Consumer sentiment data will be released by the University of Michigan at 10 a.m. will give economists an idea of how Americans are feeling about the economy. Consumer sentiment fell to an all-time low in June, with many Americans worried about long-term inflation.
“We’re at this weird moment where you sort of want the economy to slow. You just don’t want it to go into reverse,” said Jason Furman, an economics professor at Harvard University. “There are a lot of unusual uncertainties that we don’t usually see.”
The looming question is whether the U.S. economy shrank again in the second quarter of 2022, after unexpectedly contracting in the first three months of the year. The next round of gross domestic product figures will be released July 28.
“After flying well above cruising altitude last year, the inevitable descent in economic growth is clearly underway,” Wells Fargo economists wrote in a note on Thursday. “The tight stance of policy alongside still high inflation suggests a recession is more likely than not next year.”
There’s a mix of signals in the business world. On Thursday, two of the nation’s largest banks, JPMorgan Chase and Morgan Stanley, reported lower profits partly because of fewer mergers and initial public offerings on Wall Street. JPMorgan even reported that it was setting funds aside to protect against losses in the event of a downturn. Yet its chief executive, Jamie Dimon, said Americans are better situated to withstand a recession than they were before the financial crisis.
For families, the economy feels more dire. Americans are facing higher prices on everyday essentials like food, gas and housing. New inflation figures released Wednesday showed that prices have risen 9.1 percent in the past year, exceeding economists’ expectations and putting renewed pressure on the Fed to move aggressively to cool the economy.
There are also growing fears that a sharp Fed move could, in turn, could tip the U.S. economy into recession.
“It’s hard to find much encouraging news in the latest inflation report,” said Karen Dynan, an economist at Harvard University and former economist at the Federal Reserve Board. “This was the most important data point the Fed will get prior to its meeting later this month, and it’s probably going to have to intervene more aggressively than it had hoped to in order to restrain demand. And it also raises the odds that they cannot achieve that without a downturn.”

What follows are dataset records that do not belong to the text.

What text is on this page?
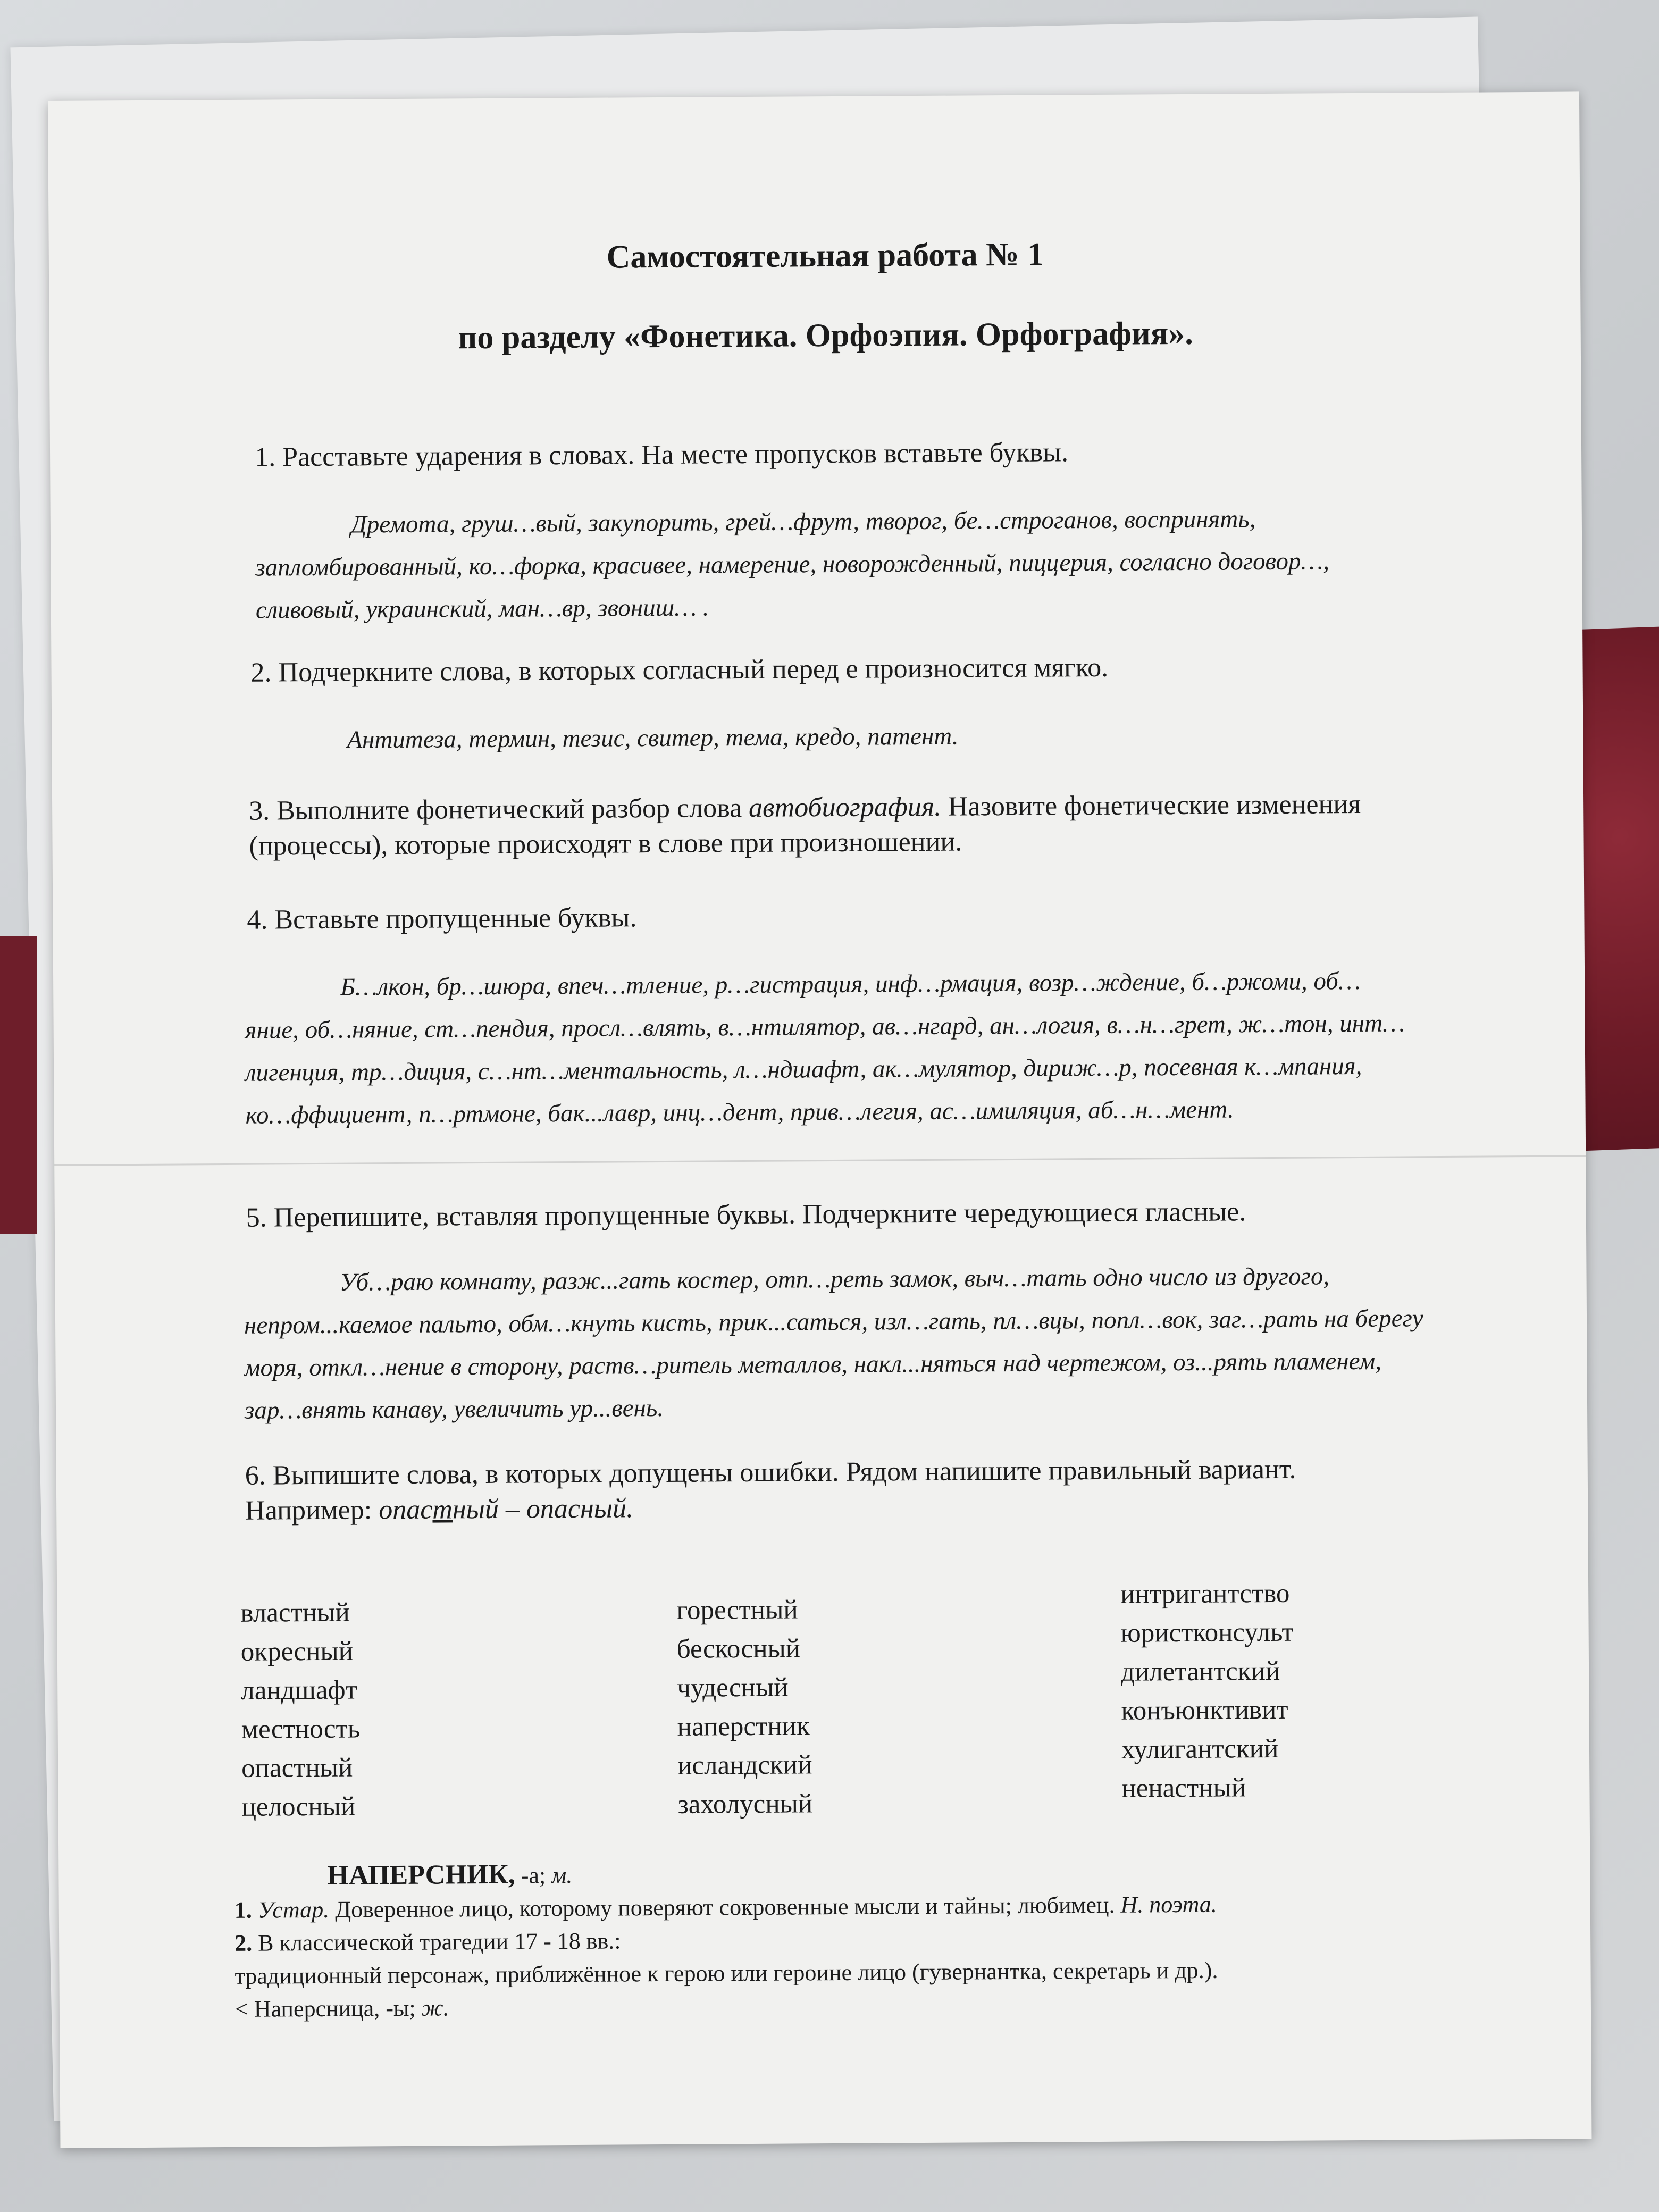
Самостоятельная работа № 1

по разделу «Фонетика. Орфоэпия. Орфография».

1. Расставьте ударения в словах. На месте пропусков вставьте буквы.

Дремота, груш…вый, закупорить, грей…фрут, творог, бе…строганов, воспринять, запломбированный, ко…форка, красивее, намерение, новорожденный, пиццерия, согласно договор…, сливовый, украинский, ман…вр, звониш… .

2. Подчеркните слова, в которых согласный перед е произносится мягко.

Антитеза, термин, тезис, свитер, тема, кредо, патент.

3. Выполните фонетический разбор слова автобиография. Назовите фонетические изменения (процессы), которые происходят в слове при произношении.

4. Вставьте пропущенные буквы.

Б…лкон, бр…шюра, впеч…тление, р…гистрация, инф…рмация, возр…ждение, б…ржоми, об…яние, об…няние, ст…пендия, просл…влять, в…нтилятор, ав…нгард, ан…логия, в…н…грет, ж…тон, инт…лигенция, тр…диция, с…нт…ментальность, л…ндшафт, ак…мулятор, дириж…р, посевная к…мпания, ко…ффициент, п…ртмоне, бак...лавр, инц…дент, прив…легия, ас…имиляция, аб…н…мент.

5. Перепишите, вставляя пропущенные буквы. Подчеркните чередующиеся гласные.

Уб…раю комнату, разж...гать костер, отп…реть замок, выч…тать одно число из другого, непром...каемое пальто, обм…кнуть кисть, прик...саться, изл…гать, пл…вцы, попл…вок, заг…рать на берегу моря, откл…нение в сторону, раств…ритель металлов, накл...няться над чертежом, оз...рять пламенем, зар…внять канаву, увеличить ур...вень.

6. Выпишите слова, в которых допущены ошибки. Рядом напишите правильный вариант.
Например: опастный – опасный.

властный
окресный
ландшафт
местность
опастный
целосный
горестный
бескосный
чудесный
наперстник
исландский
захолусный
интригантство
юристконсульт
дилетантский
конъюнктивит
хулигантский
ненастный

НАПЕРСНИК, -а; м.

1. Устар. Доверенное лицо, которому поверяют сокровенные мысли и тайны; любимец. Н. поэта.

2. В классической трагедии 17 - 18 вв.:

традиционный персонаж, приближённое к герою или героине лицо (гувернантка, секретарь и др.).

< Наперсница, -ы; ж.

The blistering June inflation report raised questions about whether Fed officials would move even more aggressively to tame inflation at their upcoming policy meeting. Inflation notched yet another peak last month, zapping any hope that the Fed’s moves so far were bringing prices down.
For weeks, policymakers have leaned toward another hike of three-quarters of a percentage point, mirroring the increase they adopted in June. But it was unclear whether they would start to show support for a hike of a full percentage point before their July 26-27 policy meeting.
So far, officials appear to be sticking to their original message. And if anything, they are warning against reacting too suddenly to one bucket of data. On Thursday, Christopher Waller, a member of the Fed’s Board of Governors, said that even though the latest consumer price index report was “a major league disappointment,” there were hazards to snap policy decisions.
“You don’t want to overdo the rate hikes,” Waller said. “A 75 basis-point hike is huge. Don’t think because you’re not going 100, you’re not doing your job.”
The message was echoed by St. Louis Fed President Jim Bullard, who told Nikkei Asia that his preference was to stick to a hike of three-quarters of a percentage point for now. San Francisco Fed President Mary Daly told the New York Times that even though she expected a brutal inflation report, she still favors a hike of three-quarters of a percentage point.
An outlier is Atlanta Fed President Raphael Bostic, who does not have a vote on the Fed’s policy committee this year. Asked about the possibility of a hike of a full percentage point on Wednesday, Bostic told reporters that “everything is in play.”